I'll create some sample data to experiment with DBSCAN. The function below generates clusters with specified characteristics so I can understand how the algorithm works.

The function requires these inputs:

  • centroidLocation: Coordinates of the centroids that will generate the random data.
    • Example: input: [[4,3], [2,-1], [-1,4]]
  • numSamples: The number of data points we want generated, split over the number of centroids (# of centroids defined in centroidLocation)
    • Example: 1500
  • clusterDeviation: The standard deviation between the clusters. The larger the number, the further the spacing.
    • Example: 0.5
In [3]:
def createDataPoints(centroidLocation, numSamples, clusterDeviation):
    # Create random data and store in feature matrix X and response vector y.
    X, y = make_blobs(n_samples=numSamples, centers=centroidLocation, 
                                cluster_std=clusterDeviation)
    
    # Standardize features by removing the mean and scaling to unit variance
    X = StandardScaler().fit_transform(X)
    return X, y

Now I'll generate sample data with 3 centroids to see how DBSCAN identifies clusters.

In [4]:
X, y = createDataPoints([[4,3], [2,-1], [-1,4]] , 1500, 0.5)

My DBSCAN Analysis¶

DBSCAN is fascinating because it doesn't require specifying the number of clusters beforehand.
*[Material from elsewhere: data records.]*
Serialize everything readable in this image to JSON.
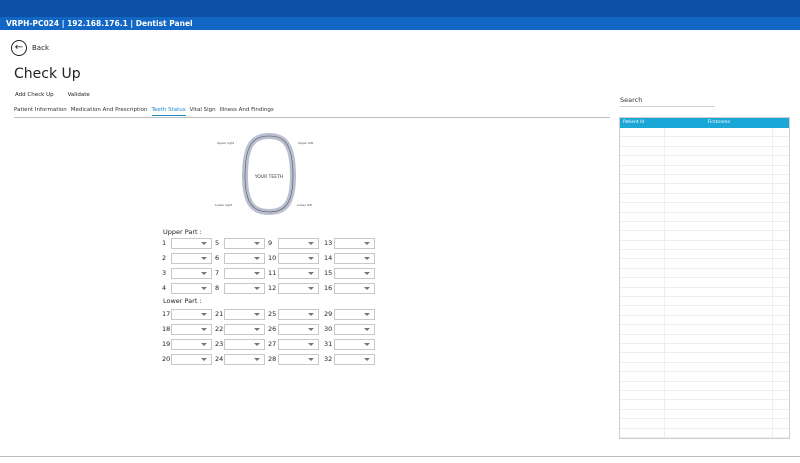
{
  "window": {
    "title": "VRPH-PC024 | 192.168.176.1 |  Dentist Panel"
  },
  "nav": {
    "back_label": "Back"
  },
  "page": {
    "title": "Check Up"
  },
  "actions": {
    "add_label": "Add Check Up",
    "validate_label": "Validate"
  },
  "tabs": [
    {
      "label": "Patient Information"
    },
    {
      "label": "Medication And Prescription"
    },
    {
      "label": "Teeth Status"
    },
    {
      "label": "Vital Sign"
    },
    {
      "label": "Illness And Findings"
    }
  ],
  "active_tab": "Teeth Status",
  "teeth_figure": {
    "center_label": "YOUR TEETH",
    "upper_right": "Upper right",
    "upper_left": "Upper left",
    "lower_right": "Lower right",
    "lower_left": "Lower left"
  },
  "upper_part": {
    "label": "Upper Part :",
    "rows": [
      [
        "1",
        "5",
        "9",
        "13"
      ],
      [
        "2",
        "6",
        "10",
        "14"
      ],
      [
        "3",
        "7",
        "11",
        "15"
      ],
      [
        "4",
        "8",
        "12",
        "16"
      ]
    ]
  },
  "lower_part": {
    "label": "Lower Part :",
    "rows": [
      [
        "17",
        "21",
        "25",
        "29"
      ],
      [
        "18",
        "22",
        "26",
        "30"
      ],
      [
        "19",
        "23",
        "27",
        "31"
      ],
      [
        "20",
        "24",
        "28",
        "32"
      ]
    ]
  },
  "search": {
    "label": "Search"
  },
  "patient_grid": {
    "columns": [
      "Patient Id",
      "Firstname"
    ]
  },
  "colors": {
    "topbar": "#0b4fa6",
    "titlebar": "#1266c4",
    "grid_header": "#1aa6d6",
    "accent": "#1e88c8"
  }
}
Instead, it finds dense regions based on two key parameters:

  • Epsilon (eps): The radius within which to search for neighbors
  • min_samples: The minimum number of points needed to form a dense region

I find this approach particularly useful for datasets with irregular cluster shapes or noise.

In [5]:
epsilon = 0.3
minimumSamples = 7
db = DBSCAN(eps=epsilon, min_samples=minimumSamples).fit(X)
labels = db.labels_
labels
Out[5]:
array([0, 1, 1, ..., 2, 2, 1], dtype=int64)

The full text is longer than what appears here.